A challenging aspect of this work is that it takes time.  City programs and most capital projects can take years to develop, fund, and implement.  It can take time to build the understanding within the City needed to modify policies or build support for exceptions needed to address specific local equity issues.  Developing transformational partnerships with community also takes a lot of time and trust.  At the same time, there is a great sense of urgency to address the racial inequities and health disparities that community members, workers, and businesses in the Duwamish Valley experience every day.

Fortunately, we are acting on important, unprecedented ideas.  Moving this work forward methodically, in alignment with community and with urgency, will continue to be one of the greatest challenges—and opportunities—of our equity-centered initiatives.

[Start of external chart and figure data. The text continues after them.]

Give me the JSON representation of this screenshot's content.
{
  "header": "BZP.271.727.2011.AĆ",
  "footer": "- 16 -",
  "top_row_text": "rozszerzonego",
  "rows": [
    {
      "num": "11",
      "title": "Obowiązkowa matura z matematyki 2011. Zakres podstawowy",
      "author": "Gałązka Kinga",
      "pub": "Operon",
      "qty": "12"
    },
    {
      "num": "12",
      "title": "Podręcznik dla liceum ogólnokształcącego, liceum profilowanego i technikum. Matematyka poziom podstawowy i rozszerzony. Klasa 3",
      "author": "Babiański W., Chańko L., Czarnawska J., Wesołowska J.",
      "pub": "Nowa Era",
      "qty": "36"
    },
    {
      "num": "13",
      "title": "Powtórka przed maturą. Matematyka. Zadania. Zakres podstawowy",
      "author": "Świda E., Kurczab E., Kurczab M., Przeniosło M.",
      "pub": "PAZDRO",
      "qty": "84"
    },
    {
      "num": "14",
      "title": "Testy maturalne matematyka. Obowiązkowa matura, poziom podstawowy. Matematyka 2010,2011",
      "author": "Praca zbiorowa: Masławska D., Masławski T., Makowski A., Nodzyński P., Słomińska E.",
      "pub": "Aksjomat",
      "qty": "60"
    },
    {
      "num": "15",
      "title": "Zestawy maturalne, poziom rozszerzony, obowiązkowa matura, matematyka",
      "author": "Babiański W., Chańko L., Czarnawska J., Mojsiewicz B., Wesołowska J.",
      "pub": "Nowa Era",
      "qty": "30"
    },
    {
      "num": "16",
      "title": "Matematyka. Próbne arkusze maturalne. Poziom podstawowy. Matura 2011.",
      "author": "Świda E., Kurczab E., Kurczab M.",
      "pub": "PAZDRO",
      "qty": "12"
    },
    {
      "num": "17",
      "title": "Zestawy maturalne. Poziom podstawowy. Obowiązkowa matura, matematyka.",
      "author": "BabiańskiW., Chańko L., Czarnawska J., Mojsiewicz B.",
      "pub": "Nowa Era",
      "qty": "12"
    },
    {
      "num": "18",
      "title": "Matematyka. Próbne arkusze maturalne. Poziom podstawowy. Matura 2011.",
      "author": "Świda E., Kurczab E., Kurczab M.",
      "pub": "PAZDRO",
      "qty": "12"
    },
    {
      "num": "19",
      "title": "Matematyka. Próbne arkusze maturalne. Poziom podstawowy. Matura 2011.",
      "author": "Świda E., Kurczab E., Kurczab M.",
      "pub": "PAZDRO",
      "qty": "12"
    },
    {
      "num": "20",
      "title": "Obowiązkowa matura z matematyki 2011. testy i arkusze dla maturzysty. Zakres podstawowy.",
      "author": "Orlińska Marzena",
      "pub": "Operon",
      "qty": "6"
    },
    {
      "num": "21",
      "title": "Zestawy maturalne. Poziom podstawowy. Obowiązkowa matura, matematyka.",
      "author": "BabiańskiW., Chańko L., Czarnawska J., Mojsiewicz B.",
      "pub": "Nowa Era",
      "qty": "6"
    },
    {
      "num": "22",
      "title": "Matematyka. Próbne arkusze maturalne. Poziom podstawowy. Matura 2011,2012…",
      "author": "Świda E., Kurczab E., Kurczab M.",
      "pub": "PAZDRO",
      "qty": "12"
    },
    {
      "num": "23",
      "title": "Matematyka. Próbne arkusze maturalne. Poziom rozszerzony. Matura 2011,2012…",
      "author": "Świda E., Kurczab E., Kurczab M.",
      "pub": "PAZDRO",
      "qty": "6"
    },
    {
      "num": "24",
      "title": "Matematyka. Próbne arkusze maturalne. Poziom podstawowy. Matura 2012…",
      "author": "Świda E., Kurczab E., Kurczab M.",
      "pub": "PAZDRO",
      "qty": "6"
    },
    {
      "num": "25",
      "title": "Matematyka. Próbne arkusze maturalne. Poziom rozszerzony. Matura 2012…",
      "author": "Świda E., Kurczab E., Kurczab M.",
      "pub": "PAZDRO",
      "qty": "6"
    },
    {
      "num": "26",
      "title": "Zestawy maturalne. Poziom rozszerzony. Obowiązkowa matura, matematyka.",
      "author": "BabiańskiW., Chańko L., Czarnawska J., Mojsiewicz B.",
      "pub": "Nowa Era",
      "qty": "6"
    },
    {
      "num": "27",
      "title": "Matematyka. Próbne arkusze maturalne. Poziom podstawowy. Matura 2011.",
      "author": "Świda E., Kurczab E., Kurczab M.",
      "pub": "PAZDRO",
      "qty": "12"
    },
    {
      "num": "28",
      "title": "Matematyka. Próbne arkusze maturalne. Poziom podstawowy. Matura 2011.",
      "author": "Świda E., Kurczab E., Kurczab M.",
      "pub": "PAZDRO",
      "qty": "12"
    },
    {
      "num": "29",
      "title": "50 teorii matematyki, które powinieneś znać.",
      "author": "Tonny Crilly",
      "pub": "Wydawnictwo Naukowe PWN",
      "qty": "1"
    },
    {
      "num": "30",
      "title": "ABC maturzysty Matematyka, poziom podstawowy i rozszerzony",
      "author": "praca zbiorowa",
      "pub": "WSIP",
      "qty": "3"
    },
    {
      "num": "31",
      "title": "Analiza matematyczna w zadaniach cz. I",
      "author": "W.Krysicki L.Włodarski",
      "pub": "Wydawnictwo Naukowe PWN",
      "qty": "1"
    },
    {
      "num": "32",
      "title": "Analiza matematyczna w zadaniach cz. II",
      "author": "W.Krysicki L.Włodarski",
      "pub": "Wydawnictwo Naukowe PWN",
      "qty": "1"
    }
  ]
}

How has your systems orientation changed because of Fulcrum Fellows?  How does this show up in your work?
I’m fortunate to be participating in both the Fulcrum Fellows and Connect Capital programs where I have additional exposure to CCI’s frameworks, so it has changed quite a bit. With how much need there is in the community due to historical and current disparities and inequities, I tend to focus on the actions we can take now.  Through the fellowship, I’m getting to a place where I can hold a system-level perspective, giving myself time to think about the entire system and what is needed, making sure to think holistically about our investments and how we increase the capital absorption capacity of the community and attract external partners who can help us effect change at the scale that is needed, both in the short- and long-term.

What most excites you looking ahead to the rest of the year?
I’m excited to continue learning from the other fellows.  I’m looking forward to making sense of the tools and processes I will continue to learn through the fellowship.  We have learned so much and now I want to figure out how I will share these learnings with my colleagues and put them into practice.  It will be great to continue working with my colleagues and Duwamish Valley community members, workers, and businesses on the Resilience District approach and, hopefully, see it come to fruition. ¡Si se puede!